In 2005, my sister and her daughter, Isabelle, visited us. Isabelle was 6. We couldn’t predict how Teddy would act with a small child. We found out later that Teddy had had these creatures in his first home. He melted in Isabelle’s presence. Anything she wanted to do, he’d do. Isabelle wrote Teddy a couple of letters after she left. Teddy dutifully answered them. Isabelle wanted to believe that Teddy was corresponding with her, but she had her suspicions. She told my mother, “I think Uncle Stevie is helping Teddy write these letters.”

Critters in motion
Critters in motion.

Teddy was a champion sleeper who could launch himself at his bed from three feet away and land curled up and conked out. But wide awake he ran amuck whenever visitors arrived. Then he found himself in lockdown (the back room). He was not much of a cuddler. He wrestled when you picked him up. He wrestled when you brushed him. He wrestled when you toweled him off. He barked louder than God and was more stubborn than Pharaoh. It was impossible not to love him.

Steve + Teddy guard the house 0607
Steve and Teddy guard the house.

Teddy never chased squirrels or cats out of our yard unless we made an official request. He disapproved of cats outside and feared them inside. He once tried to climb on Deborah’s head when a cat entered the room where they were sitting. He was not a good puppy player – he either didn’t like other dogs or didn’t know what to do with them. He wasn’t overweight but he was built like a tank. (A vet told me, “No, tanks are built like Teddy.”) He disliked running – even when he was young, I could outrun him. He wouldn’t run after an object unless that object was an Alpo Snap.

Teddy & tulips 1 April 2008
Ready for the county fair.

There was no place Teddy would rather be than with us, whether he was sleeping on the cool tiles of the hearth while we watched TV or under the table while we talked or riding in the car and hearing our voices or walking the banks of the Boise River or the beach at Manzanita or a college campus here in Portland. He especially liked it when we were all at home. Sometimes he’d sit on the back deck and look through the window at us inside. I like to think he was marveling at his good fortune, but he was a herding dog. Maybe he was just congratulating himself on keeping both of us in the barn.

Teddy waits for a lift 0108
Stairway to Teddy.

Our friend Bob says that when a dog can’t be a dog anymore, you’ve reached the end. As pet owners we have to have the guts to recognize that and act on it. We did that today.
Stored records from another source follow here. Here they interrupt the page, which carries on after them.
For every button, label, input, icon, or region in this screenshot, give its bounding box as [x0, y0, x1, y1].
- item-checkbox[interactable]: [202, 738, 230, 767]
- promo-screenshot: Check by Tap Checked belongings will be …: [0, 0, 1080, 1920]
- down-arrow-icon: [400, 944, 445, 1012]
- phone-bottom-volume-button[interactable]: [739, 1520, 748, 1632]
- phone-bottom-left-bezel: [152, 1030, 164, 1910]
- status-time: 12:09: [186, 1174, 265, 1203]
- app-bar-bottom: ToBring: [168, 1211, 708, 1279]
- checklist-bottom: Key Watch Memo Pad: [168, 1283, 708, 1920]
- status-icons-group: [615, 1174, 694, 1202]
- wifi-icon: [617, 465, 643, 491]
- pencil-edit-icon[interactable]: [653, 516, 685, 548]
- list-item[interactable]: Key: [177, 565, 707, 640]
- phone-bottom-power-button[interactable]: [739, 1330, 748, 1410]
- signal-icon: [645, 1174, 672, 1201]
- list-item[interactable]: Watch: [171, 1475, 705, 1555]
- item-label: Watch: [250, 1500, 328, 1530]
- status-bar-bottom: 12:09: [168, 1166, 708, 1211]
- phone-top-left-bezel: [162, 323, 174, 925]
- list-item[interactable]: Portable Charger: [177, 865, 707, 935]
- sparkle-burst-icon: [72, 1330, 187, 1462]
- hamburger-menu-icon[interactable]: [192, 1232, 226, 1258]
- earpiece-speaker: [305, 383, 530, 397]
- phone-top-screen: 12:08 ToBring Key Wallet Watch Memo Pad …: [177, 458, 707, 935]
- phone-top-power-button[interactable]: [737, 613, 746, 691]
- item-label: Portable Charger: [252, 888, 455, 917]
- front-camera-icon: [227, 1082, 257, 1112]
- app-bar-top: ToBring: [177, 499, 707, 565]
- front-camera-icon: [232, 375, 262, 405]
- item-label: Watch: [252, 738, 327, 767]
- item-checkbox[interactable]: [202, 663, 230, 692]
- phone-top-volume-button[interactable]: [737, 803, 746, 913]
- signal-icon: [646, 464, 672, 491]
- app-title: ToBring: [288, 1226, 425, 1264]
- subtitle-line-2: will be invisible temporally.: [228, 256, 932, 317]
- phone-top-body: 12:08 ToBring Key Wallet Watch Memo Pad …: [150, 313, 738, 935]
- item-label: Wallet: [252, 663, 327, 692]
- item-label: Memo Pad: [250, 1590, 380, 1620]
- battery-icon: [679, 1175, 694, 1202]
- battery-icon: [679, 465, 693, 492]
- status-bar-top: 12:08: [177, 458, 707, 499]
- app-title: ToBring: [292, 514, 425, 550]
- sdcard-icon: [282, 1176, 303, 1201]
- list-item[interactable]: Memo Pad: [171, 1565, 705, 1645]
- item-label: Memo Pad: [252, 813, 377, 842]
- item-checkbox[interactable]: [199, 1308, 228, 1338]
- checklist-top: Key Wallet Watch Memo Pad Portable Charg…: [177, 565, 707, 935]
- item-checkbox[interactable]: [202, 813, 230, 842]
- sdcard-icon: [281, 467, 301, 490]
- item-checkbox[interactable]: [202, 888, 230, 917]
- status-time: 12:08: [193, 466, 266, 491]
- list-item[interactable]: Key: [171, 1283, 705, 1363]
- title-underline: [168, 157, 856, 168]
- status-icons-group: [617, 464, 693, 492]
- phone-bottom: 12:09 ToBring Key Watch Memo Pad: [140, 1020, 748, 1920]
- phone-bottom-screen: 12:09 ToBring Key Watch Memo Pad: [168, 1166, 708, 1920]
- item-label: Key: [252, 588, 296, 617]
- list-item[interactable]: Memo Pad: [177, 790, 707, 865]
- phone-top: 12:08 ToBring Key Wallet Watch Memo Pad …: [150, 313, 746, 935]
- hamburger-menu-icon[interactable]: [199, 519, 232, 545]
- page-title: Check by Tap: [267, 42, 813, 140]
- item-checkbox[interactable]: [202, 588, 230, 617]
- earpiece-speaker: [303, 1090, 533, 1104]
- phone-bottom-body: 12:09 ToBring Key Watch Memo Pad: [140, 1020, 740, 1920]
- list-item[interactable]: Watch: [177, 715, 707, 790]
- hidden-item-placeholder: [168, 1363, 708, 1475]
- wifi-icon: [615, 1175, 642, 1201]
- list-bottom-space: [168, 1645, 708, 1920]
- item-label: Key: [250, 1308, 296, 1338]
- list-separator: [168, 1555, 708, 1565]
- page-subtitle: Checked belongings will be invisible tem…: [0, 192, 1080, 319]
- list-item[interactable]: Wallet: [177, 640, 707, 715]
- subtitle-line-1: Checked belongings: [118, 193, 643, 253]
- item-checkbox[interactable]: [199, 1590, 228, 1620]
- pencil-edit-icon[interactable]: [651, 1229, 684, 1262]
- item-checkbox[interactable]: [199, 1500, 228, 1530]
Teddy was 13. He’d come a long way for a small dog who started off in Tulsa and was homeless in Idaho.

Iron Mt 070410 wildflowers
Teddy conquers the wilderness.

Teddy loved kibble, scrambled eggs, baby carrots, the stalks of romaine leaves, rawhide chews, sidewalk mystery snacks, all representatives of the U.S. Postal Service, and coeds. For years he patiently sat on his pillow in the living-room window and watched the street until he willed us both to return home. I’ll miss that furry face in the window, our guardian, friend, and fellow traveler. Farewell, Teddy Ballgame, and thank you for walking us all this way.